Shochat, the former Finance minister, estimates government subsidies to settlers at $300 million a year, about 10 percent of the amount Israel wants to slash from its deficit. Instead of eliminating the incentives, the government has proposed deep cuts in Israel’s social programs and a re-evaluation of the deficit target. But economists say the $300 million is only a fraction of what the settlements really cost. Israel has raised its defense spending by $1.5 billion in the past year, in part to defend the outposts in the territories. “The real price of settlements is that they prevent Israel from reaching a political agreement with the Palestinians,” says Arnon, the economist. “And that causes Israel to lose untold billions in tourism, industry and everything else.”
Many Israelis argue that Palestinian violence, not Israeli settlement activity, is the real problem with the peace process.
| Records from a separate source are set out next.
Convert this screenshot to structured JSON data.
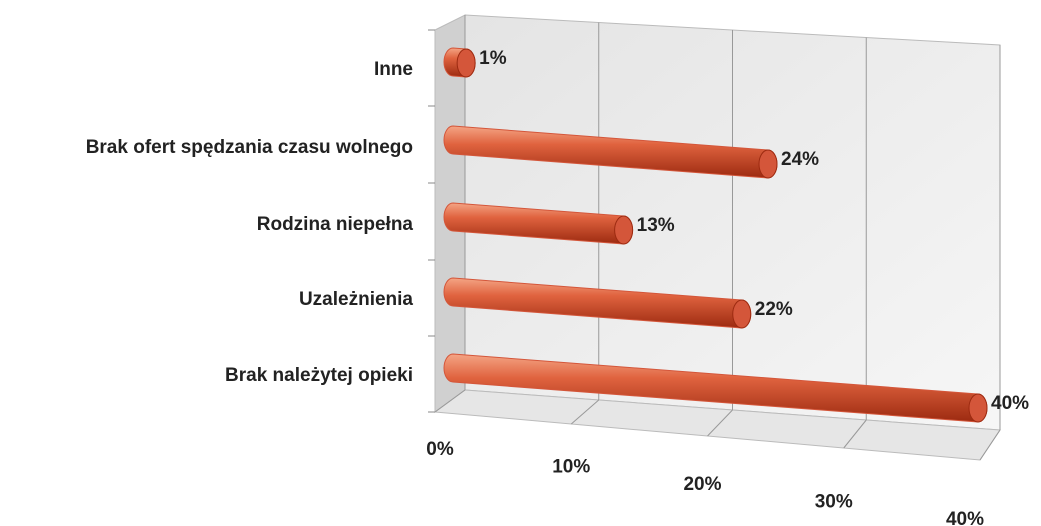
{
  "chart_data": {
    "type": "bar",
    "orientation": "horizontal",
    "categories": [
      "Inne",
      "Brak ofert spędzania czasu wolnego",
      "Rodzina niepełna",
      "Uzależnienia",
      "Brak należytej opieki"
    ],
    "values": [
      1,
      24,
      13,
      22,
      40
    ],
    "value_labels": [
      "1%",
      "24%",
      "13%",
      "22%",
      "40%"
    ],
    "color": "#d4563a",
    "xlim": [
      0,
      40
    ],
    "xticks": [
      {
        "value": 0,
        "label": "0%"
      },
      {
        "value": 10,
        "label": "10%"
      },
      {
        "value": 20,
        "label": "20%"
      },
      {
        "value": 30,
        "label": "30%"
      },
      {
        "value": 40,
        "label": "40%"
      }
    ],
    "grid": true
  }
}
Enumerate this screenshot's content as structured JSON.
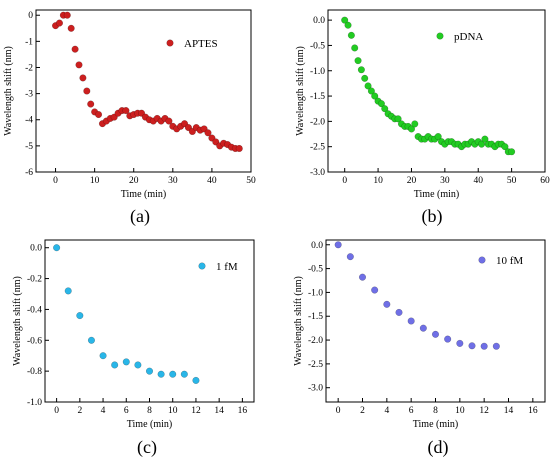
{
  "chart_data": [
    {
      "type": "scatter",
      "panel_label": "(a)",
      "xlabel": "Time (min)",
      "ylabel": "Wavelength shift (nm)",
      "xlim": [
        -5,
        50
      ],
      "ylim": [
        -6,
        0.2
      ],
      "xticks": [
        "0",
        "10",
        "20",
        "30",
        "40",
        "50"
      ],
      "yticks": [
        "0",
        "-1",
        "-2",
        "-3",
        "-4",
        "-5",
        "-6"
      ],
      "legend_position": "top-right",
      "series": [
        {
          "name": "APTES",
          "color": "#cc1f1f",
          "x": [
            0,
            1,
            2,
            3,
            4,
            5,
            6,
            7,
            8,
            9,
            10,
            11,
            12,
            13,
            14,
            15,
            16,
            17,
            18,
            19,
            20,
            21,
            22,
            23,
            24,
            25,
            26,
            27,
            28,
            29,
            30,
            31,
            32,
            33,
            34,
            35,
            36,
            37,
            38,
            39,
            40,
            41,
            42,
            43,
            44,
            45,
            46,
            47
          ],
          "y": [
            -0.4,
            -0.3,
            0.0,
            0.0,
            -0.5,
            -1.3,
            -1.9,
            -2.4,
            -2.9,
            -3.4,
            -3.7,
            -3.8,
            -4.15,
            -4.05,
            -3.95,
            -3.9,
            -3.75,
            -3.65,
            -3.65,
            -3.85,
            -3.8,
            -3.75,
            -3.75,
            -3.9,
            -4.0,
            -4.05,
            -3.95,
            -4.05,
            -3.95,
            -4.05,
            -4.25,
            -4.35,
            -4.25,
            -4.15,
            -4.3,
            -4.45,
            -4.3,
            -4.4,
            -4.35,
            -4.5,
            -4.7,
            -4.85,
            -5.0,
            -4.9,
            -4.95,
            -5.05,
            -5.1,
            -5.1
          ]
        }
      ]
    },
    {
      "type": "scatter",
      "panel_label": "(b)",
      "xlabel": "Time (min)",
      "ylabel": "Wavelength shift (nm)",
      "xlim": [
        -5,
        60
      ],
      "ylim": [
        -3.0,
        0.2
      ],
      "xticks": [
        "0",
        "10",
        "20",
        "30",
        "40",
        "50",
        "60"
      ],
      "yticks": [
        "0.0",
        "-0.5",
        "-1.0",
        "-1.5",
        "-2.0",
        "-2.5",
        "-3.0"
      ],
      "legend_position": "top-right",
      "series": [
        {
          "name": "pDNA",
          "color": "#22cc22",
          "x": [
            0,
            1,
            2,
            3,
            4,
            5,
            6,
            7,
            8,
            9,
            10,
            11,
            12,
            13,
            14,
            15,
            16,
            17,
            18,
            19,
            20,
            21,
            22,
            23,
            24,
            25,
            26,
            27,
            28,
            29,
            30,
            31,
            32,
            33,
            34,
            35,
            36,
            37,
            38,
            39,
            40,
            41,
            42,
            43,
            44,
            45,
            46,
            47,
            48,
            49,
            50
          ],
          "y": [
            0.0,
            -0.1,
            -0.3,
            -0.55,
            -0.8,
            -0.98,
            -1.15,
            -1.3,
            -1.4,
            -1.5,
            -1.6,
            -1.65,
            -1.75,
            -1.85,
            -1.9,
            -1.95,
            -1.95,
            -2.05,
            -2.1,
            -2.1,
            -2.15,
            -2.05,
            -2.3,
            -2.35,
            -2.35,
            -2.3,
            -2.35,
            -2.35,
            -2.3,
            -2.4,
            -2.45,
            -2.4,
            -2.4,
            -2.45,
            -2.45,
            -2.5,
            -2.45,
            -2.45,
            -2.4,
            -2.45,
            -2.4,
            -2.45,
            -2.35,
            -2.45,
            -2.45,
            -2.5,
            -2.45,
            -2.45,
            -2.5,
            -2.6,
            -2.6
          ]
        }
      ]
    },
    {
      "type": "scatter",
      "panel_label": "(c)",
      "xlabel": "Time (min)",
      "ylabel": "Wavelength shift (nm)",
      "xlim": [
        -1,
        17
      ],
      "ylim": [
        -1.0,
        0.05
      ],
      "xticks": [
        "0",
        "2",
        "4",
        "6",
        "8",
        "10",
        "12",
        "14",
        "16"
      ],
      "yticks": [
        "0.0",
        "-0.2",
        "-0.4",
        "-0.6",
        "-0.8",
        "-1.0"
      ],
      "legend_position": "top-right",
      "series": [
        {
          "name": "1 fM",
          "color": "#29b6e8",
          "x": [
            0,
            1,
            2,
            3,
            4,
            5,
            6,
            7,
            8,
            9,
            10,
            11,
            12
          ],
          "y": [
            0.0,
            -0.28,
            -0.44,
            -0.6,
            -0.7,
            -0.76,
            -0.74,
            -0.76,
            -0.8,
            -0.82,
            -0.82,
            -0.82,
            -0.86
          ]
        }
      ]
    },
    {
      "type": "scatter",
      "panel_label": "(d)",
      "xlabel": "Time (min)",
      "ylabel": "Wavelength shift (nm)",
      "xlim": [
        -1,
        17
      ],
      "ylim": [
        -3.3,
        0.1
      ],
      "xticks": [
        "0",
        "2",
        "4",
        "6",
        "8",
        "10",
        "12",
        "14",
        "16"
      ],
      "yticks": [
        "0.0",
        "-0.5",
        "-1.0",
        "-1.5",
        "-2.0",
        "-2.5",
        "-3.0"
      ],
      "legend_position": "top-right",
      "series": [
        {
          "name": "10 fM",
          "color": "#6f6fe6",
          "x": [
            0,
            1,
            2,
            3,
            4,
            5,
            6,
            7,
            8,
            9,
            10,
            11,
            12,
            13
          ],
          "y": [
            0.0,
            -0.25,
            -0.68,
            -0.95,
            -1.25,
            -1.42,
            -1.6,
            -1.75,
            -1.88,
            -1.98,
            -2.07,
            -2.12,
            -2.13,
            -2.13
          ]
        }
      ]
    }
  ]
}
As proof, they point to Israel’s offer two years ago to dismantle many settlements and consolidate the rest. But can large numbers of settlers really be transferred back into Israel? Arnon believes the vast majority of settlers–up to 80 percent–moved to the West Bank to improve their standard of living, not to spoil the chances for peace with the Palestinians. He says Israel will realize eventually that it is cheaper to resettle them inside the Green Line than continue paying the cost of their presence in the West Bank and Gaza. “It would take $6 billion to build houses for them inside Israel. That’s a lot of money but it’s not unfeasible,” Arnon says. Lisa Nahmani, who will mark a year in Maaleh Adumim this summer, would not object to resettlement. “I like this place but I’d rather be in Jerusalem,” she says. Even for many settlers, a peace dividend might be the best incentive of all.